S.M. Jaffar identified it with the place of Hindu pilgrimage where they performed the Sardukahr ritual (shaving off heads).
The celebrated Chinese pilgrim, Hiuen Tsang, who visited Gandhara in the early 7th Century AD, had paid glowing tribute to the city and the Great Stupa of Kanishka in his memoirs.
Mughal Emperor Babar, who recorded its importance in his autobiography, visited the place.
Jehan Ara Begum, the daughter of Mughal Emperor Shah Jehan, converted Gor Khuttree into a caravanserai and named it Sarai Jahanabad. She also constructed a Jama Masjid, a sauna bath and two wells inside Sarai Jahanabad for the convenience of travellers.
The Sikhs converted the site into the residence and official headquarters of their leader who was governor of Peshawar from 1838-1845. They constructed a temple for Shiva there.

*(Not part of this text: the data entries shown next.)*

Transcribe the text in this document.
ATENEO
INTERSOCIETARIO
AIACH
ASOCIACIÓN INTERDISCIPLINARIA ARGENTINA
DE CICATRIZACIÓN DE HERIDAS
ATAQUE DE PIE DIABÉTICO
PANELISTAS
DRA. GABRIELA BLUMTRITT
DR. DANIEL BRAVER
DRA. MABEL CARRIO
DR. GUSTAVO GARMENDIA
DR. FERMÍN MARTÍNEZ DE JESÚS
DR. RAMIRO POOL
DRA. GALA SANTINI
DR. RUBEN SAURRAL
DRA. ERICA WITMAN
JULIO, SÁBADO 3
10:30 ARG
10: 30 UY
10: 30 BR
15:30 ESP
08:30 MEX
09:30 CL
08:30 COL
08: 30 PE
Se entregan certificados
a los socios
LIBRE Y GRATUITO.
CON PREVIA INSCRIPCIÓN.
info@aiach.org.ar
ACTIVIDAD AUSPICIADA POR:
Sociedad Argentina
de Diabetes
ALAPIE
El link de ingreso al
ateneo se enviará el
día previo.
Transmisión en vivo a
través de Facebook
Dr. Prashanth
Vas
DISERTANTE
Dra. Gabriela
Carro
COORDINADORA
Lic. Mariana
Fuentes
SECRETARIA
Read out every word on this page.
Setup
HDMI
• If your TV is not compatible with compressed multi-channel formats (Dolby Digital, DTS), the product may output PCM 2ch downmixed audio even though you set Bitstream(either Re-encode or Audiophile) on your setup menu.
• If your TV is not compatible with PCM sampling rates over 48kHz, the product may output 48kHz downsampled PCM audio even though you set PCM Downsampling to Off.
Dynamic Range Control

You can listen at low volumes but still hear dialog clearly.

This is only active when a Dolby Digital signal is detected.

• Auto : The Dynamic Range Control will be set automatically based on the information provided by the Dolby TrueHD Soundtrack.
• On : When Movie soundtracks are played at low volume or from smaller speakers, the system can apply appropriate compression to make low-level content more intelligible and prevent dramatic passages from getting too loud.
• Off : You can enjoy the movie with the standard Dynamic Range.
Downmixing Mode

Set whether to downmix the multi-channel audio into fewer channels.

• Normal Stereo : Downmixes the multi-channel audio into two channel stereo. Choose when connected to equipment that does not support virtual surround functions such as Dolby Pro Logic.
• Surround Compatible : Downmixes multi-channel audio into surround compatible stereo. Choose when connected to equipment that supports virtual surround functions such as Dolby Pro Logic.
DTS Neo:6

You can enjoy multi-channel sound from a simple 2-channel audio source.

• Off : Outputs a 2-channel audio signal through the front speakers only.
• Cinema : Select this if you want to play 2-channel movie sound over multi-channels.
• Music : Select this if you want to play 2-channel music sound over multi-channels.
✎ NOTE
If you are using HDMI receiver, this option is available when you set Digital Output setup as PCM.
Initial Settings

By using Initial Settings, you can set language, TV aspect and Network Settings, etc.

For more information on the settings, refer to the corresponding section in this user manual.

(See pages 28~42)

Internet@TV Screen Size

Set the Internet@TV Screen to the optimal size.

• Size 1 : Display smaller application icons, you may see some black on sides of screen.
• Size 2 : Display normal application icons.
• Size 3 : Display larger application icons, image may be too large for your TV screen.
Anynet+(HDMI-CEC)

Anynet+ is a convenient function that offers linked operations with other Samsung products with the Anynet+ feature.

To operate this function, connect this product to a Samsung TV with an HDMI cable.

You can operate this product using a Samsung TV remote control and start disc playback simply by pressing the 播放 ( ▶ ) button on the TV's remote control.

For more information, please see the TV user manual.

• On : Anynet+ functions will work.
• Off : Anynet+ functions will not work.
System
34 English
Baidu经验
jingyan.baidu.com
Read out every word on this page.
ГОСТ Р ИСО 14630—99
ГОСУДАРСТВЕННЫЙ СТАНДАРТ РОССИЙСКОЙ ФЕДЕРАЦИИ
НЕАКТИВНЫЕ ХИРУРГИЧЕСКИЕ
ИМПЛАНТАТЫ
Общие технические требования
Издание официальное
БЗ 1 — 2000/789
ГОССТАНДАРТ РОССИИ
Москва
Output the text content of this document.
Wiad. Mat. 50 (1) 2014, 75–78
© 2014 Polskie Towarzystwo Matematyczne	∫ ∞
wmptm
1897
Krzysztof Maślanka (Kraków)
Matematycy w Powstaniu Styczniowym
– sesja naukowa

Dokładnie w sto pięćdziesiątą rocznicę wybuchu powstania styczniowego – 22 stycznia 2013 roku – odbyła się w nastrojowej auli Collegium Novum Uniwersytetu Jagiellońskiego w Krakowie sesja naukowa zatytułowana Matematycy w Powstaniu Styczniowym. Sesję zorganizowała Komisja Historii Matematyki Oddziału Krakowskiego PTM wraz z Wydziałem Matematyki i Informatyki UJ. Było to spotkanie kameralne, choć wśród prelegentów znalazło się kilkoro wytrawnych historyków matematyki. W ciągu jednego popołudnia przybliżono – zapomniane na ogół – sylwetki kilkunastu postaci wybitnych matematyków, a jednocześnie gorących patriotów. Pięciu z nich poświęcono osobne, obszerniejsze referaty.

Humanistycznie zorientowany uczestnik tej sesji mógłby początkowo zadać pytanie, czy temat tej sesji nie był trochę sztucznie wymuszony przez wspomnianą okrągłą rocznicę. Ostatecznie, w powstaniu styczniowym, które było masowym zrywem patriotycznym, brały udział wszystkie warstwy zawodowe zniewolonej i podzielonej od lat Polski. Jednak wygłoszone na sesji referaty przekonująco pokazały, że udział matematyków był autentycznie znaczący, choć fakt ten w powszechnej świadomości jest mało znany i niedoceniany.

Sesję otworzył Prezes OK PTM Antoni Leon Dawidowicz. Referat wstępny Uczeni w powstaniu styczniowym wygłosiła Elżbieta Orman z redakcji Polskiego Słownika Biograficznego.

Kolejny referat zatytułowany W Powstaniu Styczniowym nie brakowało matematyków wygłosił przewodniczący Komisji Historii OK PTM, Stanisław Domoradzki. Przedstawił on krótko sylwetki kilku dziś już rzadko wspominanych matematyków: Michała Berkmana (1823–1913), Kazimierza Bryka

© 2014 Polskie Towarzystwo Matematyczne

Gor Khuttree is a typical Mughal Sarai and is located on one of the highest points of Peshawar City. It is a fortified compound consisting of an area of 160 x 160 sq meters. It has two prominent gateways: one in the east and one in the west. The Gorakshanath Temple is situated in the centre, a network of cells and buildings in the southern and western side of the complex and a fire brigade building, which was built in 1917.
Dr. Farzand Ali Durrani initiated the first vertical excavations at Gor Khuttree in 1992-93 but his excavation work could not be completed due to lack of funds. However, he confirmed the city foundation went back to at least the 3rd Century BC.